One key decision helped: Oracle chose not to build custom
AI chips like Microsoft ( MSFT ), Amazon ( AMZN ) and Google. The decision to
instead rely on Nvidia ( NVDA ) has likely helped it get more chips from
the global leader of AI processors, analysts said. Ellison
himself led the way.
At a dinner in 2024, Ellison took Musk and Nvidia ( NVDA ) CEO Jensen
Huang to Nobu, his Palo Alto sushi restaurant. "Please take our
money," Ellison said he told Huang. "It worked," Ellison added
in an earnings call with equity analysts.
Within several months of that sushi dinner, Oracle landed more
GPUs, closed a compute deal with OpenAI and announced a splashy
half a trillion dollars OpenAI computing project, Stargate.
Oracle's first cloud venture in 2016 ended in business
disaster but a second, launched in 2018, was a service that
proved cheaper and more flexible than other offerings.

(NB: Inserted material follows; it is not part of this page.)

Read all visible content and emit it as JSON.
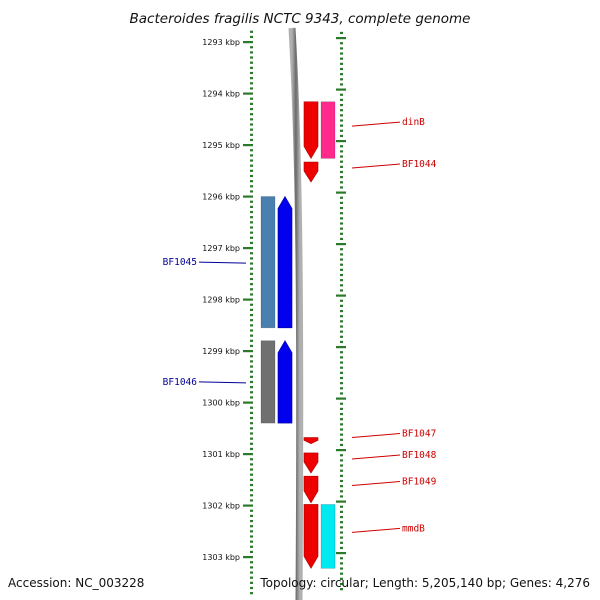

In 2020, when Zoom Technologies ( ZTNO ) was buckling under a crush
of new traffic during the pandemic, it tapped Oracle's cloud and
its hiccups and outages all but vanished. In 2022, when TikTok
moved the data of more than 100 million U.S. users to Oracle's
cloud, the changeover went largely unnoticed by users. Analysts
called this a major technical feat.
HUGE RISKS REMAIN
Ellison is known for piling up injuries in extreme sports,
and Oracle's rush into AI shows a taste for risk.
The company does not buy land, build data centers or power
plants. It outsources all those functions to partners, who may
or may not come through, said Chirag Dekate, a vice president
and analyst at research firm Gartner. It also remains to be seen
whether partners such as OpenAI can amass the capital to pay
Oracle, since OpenAI is still building a business it hopes will
be profitable.
"When you have just one handful of customers, and one of
those customers goes away, you are left with a really large hole
that you now need to figure out how to fill," Dekate said.